Pugs [pugscode.org] has been working for quite some time already, and its an easy transition for anybody already familiar with perl.

I can see criticizing the project because it's hard for a newbie to figure out how to help, or criticizing the syntax in favor of ruby/python/etc, or criticizing performance (although both Perl6 and Parrot perform very well IMO), but criticizing the time it has taken to build? Get off your high horse and go build your next big Web 2.0 script that can do anything as long as you have less than 100 daily visitors.

Re:To all the detractors (4, Insightful)

will (6647) | more than 6 years ago | (#22125062)

Get off your high horse and go build your next big Web 2.0 script that can do anything as long as you have less than 100 daily visitors.

That's not really very helpful. I still feel like an expat perl programmer but I have rails/nginx sites that see over 100,000 people a day without any difficulty. They're clustered over four servers, none of which peaks at more than a half of its capacity. Five years ago I was running similarly busy sites under mod_perl and apache 1.3.x. The architecture was more powerful but less robust. I could do much all sorts of interesting things with the apache lifecycle - rails feels like lego by comparison - but the whole assembly was flaky and temperamental, each mod_perl process took up to 50MB and I lived in constant fear of the whole thing falling over.

That probably has as much to do with my code quality as anything else (and the 'interesting things') but it does show that the modern high level frameworks are a viable alternative. Rails doesn't scale well but it does cluster well, and hardware is cheap. I miss the quality of people you get in the perl community, the quality of documentation (out here they think that having a blog counts) and the cheerful absurdism. I don't miss the posturing and strop, and in terms of getting things done I'm much better off than I was.

Re:To all the detractors (1)

DougWebb (178910) | more than 6 years ago | (#22125348)

I have rails/nginx sites that see over 100,000 people a day without any difficulty. They're clustered over four servers, none of which peaks at more than a half of its capacity. Five years ago I was running similarly busy sites under mod_perl and apache 1.3.x. The architecture was more powerful but less robust. I could do much all sorts of interesting things with the apache lifecycle - rails feels like lego by comparison - but the whole assembly was flaky and temperamental, each mod_perl process took up to 50MB and I lived in constant fear of the whole thing falling over.
For my company I've developed a large and complex web application that handles over 4 million requests per day, spread over about a dozen servers. It's pure Perl, with a custom HTTP/1.1 server written in Perl, and an Apache server in front of it serving static files and proxying dynamic requests back to the Perl server.

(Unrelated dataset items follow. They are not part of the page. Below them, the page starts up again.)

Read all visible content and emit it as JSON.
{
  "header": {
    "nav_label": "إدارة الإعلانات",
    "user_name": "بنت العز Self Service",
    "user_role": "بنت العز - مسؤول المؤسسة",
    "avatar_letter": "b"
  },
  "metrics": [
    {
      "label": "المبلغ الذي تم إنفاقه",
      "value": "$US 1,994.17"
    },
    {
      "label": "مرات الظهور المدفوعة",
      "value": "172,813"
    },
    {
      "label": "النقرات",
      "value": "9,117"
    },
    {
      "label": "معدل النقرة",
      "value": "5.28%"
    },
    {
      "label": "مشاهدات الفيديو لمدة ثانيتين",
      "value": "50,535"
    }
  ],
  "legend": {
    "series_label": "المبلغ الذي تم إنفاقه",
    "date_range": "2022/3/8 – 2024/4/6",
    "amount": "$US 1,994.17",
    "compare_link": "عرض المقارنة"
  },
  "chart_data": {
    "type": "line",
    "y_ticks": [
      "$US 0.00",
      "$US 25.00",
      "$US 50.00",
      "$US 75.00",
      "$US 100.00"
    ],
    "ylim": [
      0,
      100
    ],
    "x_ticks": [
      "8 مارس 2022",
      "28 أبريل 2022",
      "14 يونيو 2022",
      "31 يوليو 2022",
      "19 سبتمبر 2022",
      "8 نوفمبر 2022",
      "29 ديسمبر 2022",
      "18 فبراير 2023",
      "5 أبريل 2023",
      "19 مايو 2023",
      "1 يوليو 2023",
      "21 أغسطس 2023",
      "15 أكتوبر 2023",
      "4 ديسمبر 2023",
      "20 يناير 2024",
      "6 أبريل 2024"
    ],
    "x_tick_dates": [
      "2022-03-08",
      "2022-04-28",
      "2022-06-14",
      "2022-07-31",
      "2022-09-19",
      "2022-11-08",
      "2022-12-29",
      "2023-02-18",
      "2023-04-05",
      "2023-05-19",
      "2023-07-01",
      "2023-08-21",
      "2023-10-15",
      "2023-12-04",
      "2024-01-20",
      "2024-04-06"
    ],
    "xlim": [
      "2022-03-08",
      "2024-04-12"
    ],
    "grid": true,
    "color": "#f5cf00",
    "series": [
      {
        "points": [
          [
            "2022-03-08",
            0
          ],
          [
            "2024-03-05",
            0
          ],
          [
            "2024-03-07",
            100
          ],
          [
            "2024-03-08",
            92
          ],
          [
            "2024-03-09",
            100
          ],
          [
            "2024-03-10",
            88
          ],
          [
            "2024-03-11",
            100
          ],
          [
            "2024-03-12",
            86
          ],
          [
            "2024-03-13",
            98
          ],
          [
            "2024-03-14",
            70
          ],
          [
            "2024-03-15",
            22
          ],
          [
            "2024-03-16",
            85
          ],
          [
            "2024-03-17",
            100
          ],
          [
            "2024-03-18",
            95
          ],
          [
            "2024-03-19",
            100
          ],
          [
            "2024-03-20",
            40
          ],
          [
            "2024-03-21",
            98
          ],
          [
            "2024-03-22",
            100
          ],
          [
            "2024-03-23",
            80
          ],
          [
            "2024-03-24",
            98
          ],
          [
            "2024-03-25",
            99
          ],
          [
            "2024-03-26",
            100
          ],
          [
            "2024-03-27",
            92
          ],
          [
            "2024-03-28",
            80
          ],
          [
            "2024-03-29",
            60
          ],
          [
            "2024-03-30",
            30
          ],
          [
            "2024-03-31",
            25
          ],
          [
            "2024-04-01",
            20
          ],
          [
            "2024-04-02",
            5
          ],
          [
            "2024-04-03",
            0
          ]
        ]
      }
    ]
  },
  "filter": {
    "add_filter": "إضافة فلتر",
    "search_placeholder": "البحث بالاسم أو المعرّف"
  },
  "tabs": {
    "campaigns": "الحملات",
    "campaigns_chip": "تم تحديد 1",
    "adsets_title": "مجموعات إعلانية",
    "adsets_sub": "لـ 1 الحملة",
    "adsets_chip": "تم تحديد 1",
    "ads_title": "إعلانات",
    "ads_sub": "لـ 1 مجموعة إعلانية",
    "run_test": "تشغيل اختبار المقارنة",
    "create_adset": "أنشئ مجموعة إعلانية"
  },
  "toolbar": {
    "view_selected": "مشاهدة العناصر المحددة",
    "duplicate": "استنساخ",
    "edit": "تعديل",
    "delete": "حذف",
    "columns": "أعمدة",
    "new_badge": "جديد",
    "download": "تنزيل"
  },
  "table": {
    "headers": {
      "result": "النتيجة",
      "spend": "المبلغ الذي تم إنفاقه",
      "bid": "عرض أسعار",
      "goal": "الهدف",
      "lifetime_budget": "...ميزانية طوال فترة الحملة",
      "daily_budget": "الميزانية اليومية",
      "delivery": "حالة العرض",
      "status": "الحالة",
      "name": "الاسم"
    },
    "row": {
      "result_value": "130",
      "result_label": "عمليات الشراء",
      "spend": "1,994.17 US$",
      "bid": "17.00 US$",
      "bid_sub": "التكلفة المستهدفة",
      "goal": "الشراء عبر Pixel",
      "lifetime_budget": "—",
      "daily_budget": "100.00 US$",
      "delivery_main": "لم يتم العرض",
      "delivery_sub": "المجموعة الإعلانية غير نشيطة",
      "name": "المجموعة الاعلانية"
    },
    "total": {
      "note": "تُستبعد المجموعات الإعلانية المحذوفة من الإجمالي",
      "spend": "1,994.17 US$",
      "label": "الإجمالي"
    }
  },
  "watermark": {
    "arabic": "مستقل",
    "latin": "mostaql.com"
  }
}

Re:To all the detractors (2, Interesting)

adamkennedy (121032) | more than 6 years ago | (#22125084)

People have been arguing for who knows how long about syntax. At some point the argument has to end and someone has to implement that syntax. It's not an easy thing to bring either of these points to conclusion.

Actually, this is kinda wrong. Both have been happening simultaneously.

The entire point of Pugs was to have a reference implementation of the syntax.

And the mere existence of that implementation has meant that the language folks have gotten insight into how they designs work when you actually implement them.

As a result, in several places the syntax has been modified to make implementation easier, or make parsing faster, etc.

Time runs fast (1)

herve_masson (104332) | more than 6 years ago | (#22124466)

April 1st already ?

Re:Time runs fast (0)

Anonymous Coward | more than 6 years ago | (#22124868)

Oh why, yes it is. In the gravitational field your mouth generates it is April the 1st, 1998.

YUO FAIL IT. (-1, Troll)

Anonymous Coward | more than 6 years ago | (#22124598)

Who fails it ? (1)

ajs318 (655362) | more than 6 years ago | (#22124980)

If you're going to link to a website, first make sure there is actually something there.